Fortunately, Mr. Elmer hasn’t been plowed into by other motorists pulling out in front of him, he said. With snowbanks piling up, motorists seem to be less careful than they were in past winters, he said.

“I remember when you put flags on your antenna so other people could see you,” he said while stopping to buy groceries in Watertown on Tuesday afternoon.

With a seemingly endless string of snowstorms this season, city Department of Public Works crews just started last week tackling the issue of removing the growing snowbanks that are making it difficult for motorists to maneuver through Watertown streets. It’s not unusual to find snowbanks 4 or 5 feet high — or more.

“We’re trying to clear the stuff away,” DPW Superintendent Eugene P. Hayes said.

It’s been tough on both equipment and DPW crews, he said. And, of course, on his snow-removal budget.

So far, the planned $1.25 million budget has exceeded projections by $250,000, Mr. Hayes said. The cost of overtime, contracted snow haulers and equipment are all up, he said.
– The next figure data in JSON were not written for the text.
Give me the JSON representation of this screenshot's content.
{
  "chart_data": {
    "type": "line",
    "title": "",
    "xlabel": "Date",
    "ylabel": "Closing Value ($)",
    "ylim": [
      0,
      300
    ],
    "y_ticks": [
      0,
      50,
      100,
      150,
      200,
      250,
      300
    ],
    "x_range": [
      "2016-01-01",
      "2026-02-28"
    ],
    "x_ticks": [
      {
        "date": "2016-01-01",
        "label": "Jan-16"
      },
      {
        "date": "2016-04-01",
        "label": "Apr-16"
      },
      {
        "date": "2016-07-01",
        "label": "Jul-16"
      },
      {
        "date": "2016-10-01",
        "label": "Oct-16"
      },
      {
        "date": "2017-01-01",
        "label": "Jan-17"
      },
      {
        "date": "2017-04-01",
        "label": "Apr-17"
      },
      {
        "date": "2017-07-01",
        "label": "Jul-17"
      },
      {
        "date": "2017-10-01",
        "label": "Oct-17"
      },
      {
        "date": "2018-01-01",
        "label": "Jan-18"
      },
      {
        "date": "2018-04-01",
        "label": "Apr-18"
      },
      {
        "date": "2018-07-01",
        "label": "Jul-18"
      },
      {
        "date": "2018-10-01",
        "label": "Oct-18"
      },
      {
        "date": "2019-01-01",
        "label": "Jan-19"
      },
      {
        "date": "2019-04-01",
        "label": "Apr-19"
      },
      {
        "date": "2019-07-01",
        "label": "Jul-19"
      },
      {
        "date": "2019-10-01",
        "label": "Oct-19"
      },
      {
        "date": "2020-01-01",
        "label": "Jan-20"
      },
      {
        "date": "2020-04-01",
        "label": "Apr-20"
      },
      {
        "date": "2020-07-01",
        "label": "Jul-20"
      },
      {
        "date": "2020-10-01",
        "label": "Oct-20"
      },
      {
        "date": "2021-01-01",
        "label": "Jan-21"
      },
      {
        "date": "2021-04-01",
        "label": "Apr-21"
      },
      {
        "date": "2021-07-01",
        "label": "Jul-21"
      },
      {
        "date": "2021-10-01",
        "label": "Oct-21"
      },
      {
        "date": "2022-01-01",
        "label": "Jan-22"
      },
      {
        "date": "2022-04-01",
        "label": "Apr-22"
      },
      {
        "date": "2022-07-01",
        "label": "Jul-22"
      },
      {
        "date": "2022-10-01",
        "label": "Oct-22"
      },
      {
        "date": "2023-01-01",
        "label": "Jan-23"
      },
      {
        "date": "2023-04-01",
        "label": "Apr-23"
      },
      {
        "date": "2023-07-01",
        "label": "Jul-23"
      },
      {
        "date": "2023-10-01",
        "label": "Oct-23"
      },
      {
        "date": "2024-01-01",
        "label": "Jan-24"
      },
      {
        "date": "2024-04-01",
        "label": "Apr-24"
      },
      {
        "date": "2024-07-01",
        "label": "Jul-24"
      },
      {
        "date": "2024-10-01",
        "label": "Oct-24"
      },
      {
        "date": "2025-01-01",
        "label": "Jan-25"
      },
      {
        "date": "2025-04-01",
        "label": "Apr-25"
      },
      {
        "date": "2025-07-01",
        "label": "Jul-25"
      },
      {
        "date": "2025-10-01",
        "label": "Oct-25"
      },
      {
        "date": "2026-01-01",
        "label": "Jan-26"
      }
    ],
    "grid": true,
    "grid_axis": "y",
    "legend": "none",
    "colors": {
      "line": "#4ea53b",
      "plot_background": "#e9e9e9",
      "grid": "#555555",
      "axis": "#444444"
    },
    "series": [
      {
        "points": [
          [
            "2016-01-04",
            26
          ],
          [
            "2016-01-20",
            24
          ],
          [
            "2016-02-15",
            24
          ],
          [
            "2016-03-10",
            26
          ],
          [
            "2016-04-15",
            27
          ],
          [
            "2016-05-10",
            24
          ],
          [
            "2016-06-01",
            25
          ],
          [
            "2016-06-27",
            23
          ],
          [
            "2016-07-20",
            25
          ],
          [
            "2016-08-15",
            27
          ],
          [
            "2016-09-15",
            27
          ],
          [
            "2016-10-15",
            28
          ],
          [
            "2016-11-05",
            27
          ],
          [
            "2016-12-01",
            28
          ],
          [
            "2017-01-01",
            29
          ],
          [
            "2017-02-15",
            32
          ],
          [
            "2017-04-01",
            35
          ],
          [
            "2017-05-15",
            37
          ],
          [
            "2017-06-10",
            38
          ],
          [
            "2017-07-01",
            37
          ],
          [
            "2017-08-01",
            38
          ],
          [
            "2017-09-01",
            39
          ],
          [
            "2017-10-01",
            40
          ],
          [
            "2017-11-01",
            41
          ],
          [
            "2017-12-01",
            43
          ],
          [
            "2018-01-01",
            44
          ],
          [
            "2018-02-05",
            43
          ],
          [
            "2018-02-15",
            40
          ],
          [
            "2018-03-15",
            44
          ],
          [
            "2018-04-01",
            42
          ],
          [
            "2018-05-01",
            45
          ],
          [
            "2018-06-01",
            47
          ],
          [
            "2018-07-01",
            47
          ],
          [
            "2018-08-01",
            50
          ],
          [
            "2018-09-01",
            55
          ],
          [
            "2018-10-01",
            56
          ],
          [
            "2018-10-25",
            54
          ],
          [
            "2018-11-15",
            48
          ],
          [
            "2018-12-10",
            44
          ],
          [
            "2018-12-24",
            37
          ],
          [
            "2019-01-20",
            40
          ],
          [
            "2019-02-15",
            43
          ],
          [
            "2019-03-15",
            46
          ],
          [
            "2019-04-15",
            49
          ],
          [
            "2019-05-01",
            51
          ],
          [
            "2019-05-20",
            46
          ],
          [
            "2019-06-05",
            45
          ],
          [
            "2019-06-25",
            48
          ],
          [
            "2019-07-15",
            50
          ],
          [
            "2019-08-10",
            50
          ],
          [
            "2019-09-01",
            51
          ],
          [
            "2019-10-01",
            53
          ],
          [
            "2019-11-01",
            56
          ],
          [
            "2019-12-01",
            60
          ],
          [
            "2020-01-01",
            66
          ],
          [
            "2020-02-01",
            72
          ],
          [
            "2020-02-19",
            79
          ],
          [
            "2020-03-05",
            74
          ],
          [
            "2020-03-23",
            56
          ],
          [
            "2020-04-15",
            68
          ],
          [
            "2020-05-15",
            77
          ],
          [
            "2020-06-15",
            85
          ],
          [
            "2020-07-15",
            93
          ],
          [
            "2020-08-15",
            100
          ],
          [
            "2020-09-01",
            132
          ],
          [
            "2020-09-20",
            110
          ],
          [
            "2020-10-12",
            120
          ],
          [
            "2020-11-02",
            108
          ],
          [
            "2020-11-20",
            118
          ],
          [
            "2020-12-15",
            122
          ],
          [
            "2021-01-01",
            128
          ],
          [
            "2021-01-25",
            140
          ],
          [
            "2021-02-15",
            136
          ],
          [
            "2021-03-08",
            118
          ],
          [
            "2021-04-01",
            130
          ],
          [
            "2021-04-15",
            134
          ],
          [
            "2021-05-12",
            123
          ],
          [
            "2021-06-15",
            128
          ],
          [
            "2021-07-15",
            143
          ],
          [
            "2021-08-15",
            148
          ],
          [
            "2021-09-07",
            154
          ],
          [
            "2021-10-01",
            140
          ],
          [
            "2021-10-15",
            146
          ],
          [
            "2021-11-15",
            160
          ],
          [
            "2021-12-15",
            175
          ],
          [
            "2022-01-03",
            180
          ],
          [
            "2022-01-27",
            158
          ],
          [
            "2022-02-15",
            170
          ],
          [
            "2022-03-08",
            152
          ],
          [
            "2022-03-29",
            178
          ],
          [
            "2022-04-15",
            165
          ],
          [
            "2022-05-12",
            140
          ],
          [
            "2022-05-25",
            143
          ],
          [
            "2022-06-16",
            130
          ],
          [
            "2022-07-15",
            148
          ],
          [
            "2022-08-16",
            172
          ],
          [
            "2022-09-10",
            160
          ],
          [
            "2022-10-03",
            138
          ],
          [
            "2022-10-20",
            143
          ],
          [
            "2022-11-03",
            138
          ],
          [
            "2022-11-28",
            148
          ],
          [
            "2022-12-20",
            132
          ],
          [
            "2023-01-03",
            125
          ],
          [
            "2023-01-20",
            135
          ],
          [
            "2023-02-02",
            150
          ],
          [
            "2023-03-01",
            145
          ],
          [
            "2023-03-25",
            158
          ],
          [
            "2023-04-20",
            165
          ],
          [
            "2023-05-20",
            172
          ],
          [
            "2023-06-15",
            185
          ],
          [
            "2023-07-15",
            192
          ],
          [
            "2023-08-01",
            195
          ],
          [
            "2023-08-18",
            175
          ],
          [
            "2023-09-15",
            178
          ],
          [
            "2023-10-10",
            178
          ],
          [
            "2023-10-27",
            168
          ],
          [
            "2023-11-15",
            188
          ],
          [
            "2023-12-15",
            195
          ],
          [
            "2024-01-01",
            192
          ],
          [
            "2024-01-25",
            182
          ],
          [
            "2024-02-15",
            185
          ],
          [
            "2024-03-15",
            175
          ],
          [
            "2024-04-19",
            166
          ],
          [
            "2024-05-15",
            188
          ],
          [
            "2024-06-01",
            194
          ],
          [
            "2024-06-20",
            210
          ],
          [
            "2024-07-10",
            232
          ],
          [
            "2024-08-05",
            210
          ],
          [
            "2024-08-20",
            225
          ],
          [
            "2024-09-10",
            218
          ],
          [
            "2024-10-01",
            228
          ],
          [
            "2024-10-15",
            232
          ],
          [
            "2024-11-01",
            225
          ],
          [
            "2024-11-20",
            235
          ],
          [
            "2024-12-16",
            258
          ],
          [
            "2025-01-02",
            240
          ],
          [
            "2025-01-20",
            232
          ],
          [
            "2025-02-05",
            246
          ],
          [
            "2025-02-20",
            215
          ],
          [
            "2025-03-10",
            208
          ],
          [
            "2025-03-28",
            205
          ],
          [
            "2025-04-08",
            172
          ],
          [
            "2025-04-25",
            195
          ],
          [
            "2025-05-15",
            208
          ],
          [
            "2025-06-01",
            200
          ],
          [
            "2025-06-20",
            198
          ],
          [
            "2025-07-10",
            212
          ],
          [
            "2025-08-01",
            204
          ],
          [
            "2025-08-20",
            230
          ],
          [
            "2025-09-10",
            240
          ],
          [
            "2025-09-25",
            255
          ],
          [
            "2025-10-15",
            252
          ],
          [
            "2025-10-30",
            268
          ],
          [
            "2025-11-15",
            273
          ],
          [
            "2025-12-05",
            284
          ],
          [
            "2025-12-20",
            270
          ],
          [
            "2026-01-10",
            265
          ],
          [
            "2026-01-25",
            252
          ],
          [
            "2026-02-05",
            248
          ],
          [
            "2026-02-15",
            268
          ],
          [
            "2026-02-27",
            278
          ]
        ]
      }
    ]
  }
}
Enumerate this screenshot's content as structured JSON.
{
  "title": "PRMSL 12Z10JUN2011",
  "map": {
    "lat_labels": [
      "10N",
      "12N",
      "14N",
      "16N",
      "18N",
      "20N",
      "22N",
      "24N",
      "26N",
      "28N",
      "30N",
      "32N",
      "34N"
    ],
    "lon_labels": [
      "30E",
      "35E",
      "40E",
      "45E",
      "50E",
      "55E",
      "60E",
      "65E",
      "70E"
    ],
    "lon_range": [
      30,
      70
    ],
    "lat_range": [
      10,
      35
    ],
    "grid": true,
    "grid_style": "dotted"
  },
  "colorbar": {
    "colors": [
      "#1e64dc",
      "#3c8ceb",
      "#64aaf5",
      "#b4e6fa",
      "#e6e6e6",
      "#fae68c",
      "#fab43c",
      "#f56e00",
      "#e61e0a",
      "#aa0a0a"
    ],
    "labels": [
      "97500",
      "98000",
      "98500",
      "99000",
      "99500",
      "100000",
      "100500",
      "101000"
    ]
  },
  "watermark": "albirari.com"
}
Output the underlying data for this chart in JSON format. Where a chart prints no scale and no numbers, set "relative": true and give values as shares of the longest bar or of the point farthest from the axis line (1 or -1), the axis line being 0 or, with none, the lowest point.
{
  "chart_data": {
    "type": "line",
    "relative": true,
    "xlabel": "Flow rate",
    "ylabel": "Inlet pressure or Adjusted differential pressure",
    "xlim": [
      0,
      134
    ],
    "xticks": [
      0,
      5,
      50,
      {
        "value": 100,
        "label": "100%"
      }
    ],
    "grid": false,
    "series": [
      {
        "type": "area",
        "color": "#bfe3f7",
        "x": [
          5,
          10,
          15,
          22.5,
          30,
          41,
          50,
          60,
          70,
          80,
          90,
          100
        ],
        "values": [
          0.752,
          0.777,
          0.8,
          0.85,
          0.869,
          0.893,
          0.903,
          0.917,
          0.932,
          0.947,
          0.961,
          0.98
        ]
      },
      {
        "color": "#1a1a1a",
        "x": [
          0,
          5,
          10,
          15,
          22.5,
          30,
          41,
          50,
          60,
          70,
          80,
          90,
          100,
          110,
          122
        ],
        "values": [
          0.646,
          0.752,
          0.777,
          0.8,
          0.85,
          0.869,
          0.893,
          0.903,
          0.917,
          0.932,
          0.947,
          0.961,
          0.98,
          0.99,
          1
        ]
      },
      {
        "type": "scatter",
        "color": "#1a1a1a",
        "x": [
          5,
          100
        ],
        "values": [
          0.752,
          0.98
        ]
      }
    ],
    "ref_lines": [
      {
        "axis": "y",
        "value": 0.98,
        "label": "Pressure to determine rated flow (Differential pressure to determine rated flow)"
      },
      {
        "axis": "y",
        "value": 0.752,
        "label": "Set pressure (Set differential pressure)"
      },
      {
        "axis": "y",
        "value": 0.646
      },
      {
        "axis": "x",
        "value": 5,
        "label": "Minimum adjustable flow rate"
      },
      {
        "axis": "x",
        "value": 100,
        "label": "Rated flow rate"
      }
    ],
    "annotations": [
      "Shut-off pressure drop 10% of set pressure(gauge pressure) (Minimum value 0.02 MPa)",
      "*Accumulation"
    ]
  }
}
Surprisingly, road salt expenses aren’t too bad. Crews, however, are using a lot more sand, he said.

To this point, the north country has been hit by 19 snowstorms, and that has put a damper on snow removal efforts, he said. Just as city crews are trying to get rid of it, another snowstorm hits. Then another, and another, and another, he said.

Besides the amount of snow, crews are hindered by what’s underneath the snowbanks — tree branches, limbs and debris left from the Dec. 23 ice storm, Mr. Hayes said.

Despite DPW requests not to, Mr. Hayes said many property residents placed the debris within the margins, the area between the street and sidewalk. Removing the debris could cause damage to DPW equipment, he said.

A tree limb with a 3- or 4-inch diameter could wreak havoc on snowblowing equipment and cause “thousands and thousands of dollars in damage,” Mr. Hayes said.

“We really never got over the ice storm,” he said.

The topic of snowbanks also came up at Tuesday night’s Watertown City Council meeting when council members said they noticed crews were making headway on some city streets. Councilman Joseph M. Butler Jr. credited Mr. Hayes for getting rid of snow on streets near his home “that were impassable.”

Water department crews also have been kept busy. Since Jan. 1, crews have repaired 13 water main breaks, Water Superintendent Michael J. Sligar said. Just Monday, two occurred: on Stone Street and on Sherman Street at Elm Street, he said.

Water main breaks are not uncommon for this time of the year, he said. They occur when the frost line reaches water mains.

“This is when they happen back to back,” he said.

There may be a thaw later this week, and much of the snow that’s out there now could be gone by week’s end, Mr. Hayes said.

“We just need some relief,” he said.